Ах, какую неоценимую услугу оказал бы нам ответ Магистра, держи мы его, черным по белому, в наших руках! Но ответ был дан устно. Вскоре после того, как Иозеф отправил письмо, Магистр музыки посетил Вальдцель, чтобы принять экзамен, и в первый же день своего пребывания наилучшим образом позаботился о своем юном друге. Мы знаем об этом из рассказов самого Кнехта. Магистр отнюдь не облегчил ему задачи. Он начал с тщательной проверки школьных отметок Кнехта и в особенности его приватных занятий, каковые Магистр нашел чересчур односторонними. В этом он согласился с директором, настояв, чтобы Иозеф сам во всем признался, последнему. Относительно того, как Иозефу вести себя с Дезиньори, он оставил весьма определенные указания и уехал не ранее, чем обсудил все с Цбинденом. Последствием был не только примечательный и незабываемый для всех, кто был тому свидетелем, поединок между Дезиньори и Кнехтом, но также и совершенно новые отношения между Кнехтом и директором. Правда, они и теперь не были задушевными и таинственными, как в случае с Магистром музыки, но они прояснились, и напряженность исчезла.

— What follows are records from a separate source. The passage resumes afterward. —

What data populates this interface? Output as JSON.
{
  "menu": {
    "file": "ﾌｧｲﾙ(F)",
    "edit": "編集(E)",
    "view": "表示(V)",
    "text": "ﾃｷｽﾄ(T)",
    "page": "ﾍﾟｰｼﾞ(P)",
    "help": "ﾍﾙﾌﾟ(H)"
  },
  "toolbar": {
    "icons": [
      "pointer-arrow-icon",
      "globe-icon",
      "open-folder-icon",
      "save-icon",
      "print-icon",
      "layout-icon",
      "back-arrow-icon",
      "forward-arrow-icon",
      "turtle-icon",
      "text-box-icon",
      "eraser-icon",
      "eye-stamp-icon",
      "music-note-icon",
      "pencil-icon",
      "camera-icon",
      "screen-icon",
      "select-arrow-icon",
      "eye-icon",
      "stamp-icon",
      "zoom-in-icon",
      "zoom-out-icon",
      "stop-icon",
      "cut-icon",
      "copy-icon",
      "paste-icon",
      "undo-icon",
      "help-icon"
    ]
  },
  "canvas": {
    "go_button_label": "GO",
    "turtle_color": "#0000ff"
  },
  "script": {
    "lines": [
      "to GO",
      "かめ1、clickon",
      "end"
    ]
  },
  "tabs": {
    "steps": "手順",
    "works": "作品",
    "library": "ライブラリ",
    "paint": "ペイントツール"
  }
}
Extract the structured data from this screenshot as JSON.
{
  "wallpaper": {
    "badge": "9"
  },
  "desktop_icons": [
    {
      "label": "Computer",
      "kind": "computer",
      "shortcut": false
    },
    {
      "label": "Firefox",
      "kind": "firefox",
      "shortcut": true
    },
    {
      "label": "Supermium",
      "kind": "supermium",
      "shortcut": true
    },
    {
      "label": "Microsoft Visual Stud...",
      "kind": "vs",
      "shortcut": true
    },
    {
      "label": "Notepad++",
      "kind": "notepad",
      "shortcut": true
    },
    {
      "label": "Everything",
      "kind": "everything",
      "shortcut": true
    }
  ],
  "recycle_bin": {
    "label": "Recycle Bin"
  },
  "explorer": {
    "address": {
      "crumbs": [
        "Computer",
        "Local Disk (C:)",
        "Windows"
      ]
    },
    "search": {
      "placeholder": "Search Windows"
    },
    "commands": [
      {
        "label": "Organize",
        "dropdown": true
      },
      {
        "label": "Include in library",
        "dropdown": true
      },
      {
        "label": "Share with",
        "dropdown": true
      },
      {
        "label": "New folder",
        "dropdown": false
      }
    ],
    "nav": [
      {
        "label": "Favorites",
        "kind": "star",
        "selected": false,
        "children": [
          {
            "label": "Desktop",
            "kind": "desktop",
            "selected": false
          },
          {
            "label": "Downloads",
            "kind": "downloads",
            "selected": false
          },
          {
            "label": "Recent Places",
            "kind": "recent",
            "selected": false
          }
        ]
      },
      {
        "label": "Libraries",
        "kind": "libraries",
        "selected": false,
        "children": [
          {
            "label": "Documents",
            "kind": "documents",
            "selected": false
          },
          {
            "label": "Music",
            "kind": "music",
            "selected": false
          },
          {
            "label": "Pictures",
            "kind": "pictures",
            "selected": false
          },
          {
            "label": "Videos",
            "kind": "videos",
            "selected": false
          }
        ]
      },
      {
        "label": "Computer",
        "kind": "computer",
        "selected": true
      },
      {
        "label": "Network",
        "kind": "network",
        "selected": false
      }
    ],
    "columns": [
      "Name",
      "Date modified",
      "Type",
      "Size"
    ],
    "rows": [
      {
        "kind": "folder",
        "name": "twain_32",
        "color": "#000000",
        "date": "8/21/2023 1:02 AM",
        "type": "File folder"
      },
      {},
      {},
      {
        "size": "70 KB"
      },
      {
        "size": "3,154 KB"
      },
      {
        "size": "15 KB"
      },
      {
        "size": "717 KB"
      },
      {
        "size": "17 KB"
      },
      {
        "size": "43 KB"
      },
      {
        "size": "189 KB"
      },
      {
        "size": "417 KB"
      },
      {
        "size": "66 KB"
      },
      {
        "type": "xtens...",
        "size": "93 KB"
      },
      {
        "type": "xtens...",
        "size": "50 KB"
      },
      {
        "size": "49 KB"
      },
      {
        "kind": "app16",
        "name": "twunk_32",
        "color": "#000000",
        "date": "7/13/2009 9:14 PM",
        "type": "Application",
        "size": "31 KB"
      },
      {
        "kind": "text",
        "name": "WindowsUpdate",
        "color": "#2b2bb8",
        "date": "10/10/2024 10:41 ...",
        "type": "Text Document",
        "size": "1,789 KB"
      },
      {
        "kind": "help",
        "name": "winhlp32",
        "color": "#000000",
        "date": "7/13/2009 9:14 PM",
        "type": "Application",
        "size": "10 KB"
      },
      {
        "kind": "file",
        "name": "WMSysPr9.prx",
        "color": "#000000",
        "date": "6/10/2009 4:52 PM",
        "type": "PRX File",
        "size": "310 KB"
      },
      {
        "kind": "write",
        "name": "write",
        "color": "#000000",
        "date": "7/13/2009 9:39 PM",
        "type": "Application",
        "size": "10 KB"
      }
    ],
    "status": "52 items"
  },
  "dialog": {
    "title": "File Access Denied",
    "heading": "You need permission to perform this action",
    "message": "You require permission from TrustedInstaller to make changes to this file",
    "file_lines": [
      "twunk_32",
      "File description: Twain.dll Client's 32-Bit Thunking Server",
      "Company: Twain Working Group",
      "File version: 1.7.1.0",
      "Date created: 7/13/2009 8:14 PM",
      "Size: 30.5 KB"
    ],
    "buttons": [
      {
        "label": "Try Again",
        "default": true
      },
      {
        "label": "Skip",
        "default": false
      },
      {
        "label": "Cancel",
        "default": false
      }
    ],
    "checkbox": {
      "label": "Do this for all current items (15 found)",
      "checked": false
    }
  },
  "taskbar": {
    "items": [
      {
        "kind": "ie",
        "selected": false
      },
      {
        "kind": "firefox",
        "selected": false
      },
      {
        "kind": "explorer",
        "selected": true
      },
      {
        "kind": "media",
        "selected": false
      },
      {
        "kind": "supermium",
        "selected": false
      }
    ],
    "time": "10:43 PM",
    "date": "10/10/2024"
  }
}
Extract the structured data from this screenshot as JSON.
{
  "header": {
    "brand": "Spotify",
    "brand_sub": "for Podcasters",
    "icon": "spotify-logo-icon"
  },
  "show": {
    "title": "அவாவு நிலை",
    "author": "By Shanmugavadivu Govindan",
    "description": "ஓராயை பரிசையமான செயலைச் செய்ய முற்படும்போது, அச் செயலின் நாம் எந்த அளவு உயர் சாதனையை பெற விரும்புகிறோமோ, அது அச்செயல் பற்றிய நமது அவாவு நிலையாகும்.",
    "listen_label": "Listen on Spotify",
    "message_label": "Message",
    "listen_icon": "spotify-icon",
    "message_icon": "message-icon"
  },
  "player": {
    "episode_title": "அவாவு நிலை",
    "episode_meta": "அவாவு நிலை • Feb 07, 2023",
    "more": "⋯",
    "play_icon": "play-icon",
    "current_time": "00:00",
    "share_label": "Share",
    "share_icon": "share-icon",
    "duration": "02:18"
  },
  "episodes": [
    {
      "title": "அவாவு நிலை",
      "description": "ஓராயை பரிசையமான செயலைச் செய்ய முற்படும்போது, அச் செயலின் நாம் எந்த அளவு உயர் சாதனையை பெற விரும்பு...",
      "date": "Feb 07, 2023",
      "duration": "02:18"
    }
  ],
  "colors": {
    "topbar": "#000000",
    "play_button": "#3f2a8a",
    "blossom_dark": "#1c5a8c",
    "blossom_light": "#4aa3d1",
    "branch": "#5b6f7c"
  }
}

Новая роль, выпавшая на долю Иозефа Кнехта, надолго определила всю его жизнь. Ему было дозволено принять предложенную Плинио дружбу и, так сказать, с открытым забралом встретить его атаки, причем учителя не должны были вмешиваться или контролировать их. Главная задача, поставленная Магистром, заключалась в следующем: Кнехту вменялось в обязанность защищать Касталию от ее критиков, а весь диспут вести на самом высоком уровне; это повлекло за собой, между прочим, необходимость активного усвоения всех законов, существовавших в Ордене и Касталии, отчетливого их осознания. Прошло немного времени, и диспуты между подружившимися противниками приобрели известность, ученики боялись пропустить хотя бы один из них. Агрессивный, иронический тон Дезиньори утратил свою прежнюю грубость, формулировки его стали осторожней и ответственней, критика более конкретной. До этого на стороне Плинио были почти все преимущества: он прибыл из «мира», обладал его опытом, его методами и средствами нападения, да и в нем самом было что-то от бездушности этого мира; из разговоров, ведшихся взрослыми в доме Дезиньори, ему было известно примерно все, что этот мир имел против Касталии. Но возражения Кнехта заставили его теперь понять: хоть он и знал свой мир недурно, лучше любого касталийца, зато Касталию, ее дух «он знал куда хуже, нежели те, для кого она была родным домом, одновременно родиной и судьбой. Он стал понимать и постепенно даже признавать, что он здесь гость, а не абориген, и что не только там, в его мире, но и здесь, в Педагогической провинции, имеется вековой опыт и кое-какие достижения, и здесь имеются традиции, даже своя „природа“, которую он знал только частично и которая теперь, через своего глашатая Иозефа Кнехта, требовала к себе уважения. А Кнехт, чтобы лучше справляться с ролью апологета, вынужден был путем занятий, медитации и самовоспитания все яснее, все глубже усваивать то, что ему предстояло защищать. В риторике Дезиньори всегда одерживал верх, здесь, помимо темперамента и честолюбия, свойственных ему от природы, ему помогали некоторый светский опыт и знание жизни; даже терпя поражение, он никогда не забывал о слушателях и обеспечивал себе достойное или, во всяком случае, остроумное отступление, в то время как Кнехт, припертый противником к стене, мог, например, сказать: „Об этом мне надо еще подумать. Подожди несколько дней, Плинио, я тебе тогда напомню“.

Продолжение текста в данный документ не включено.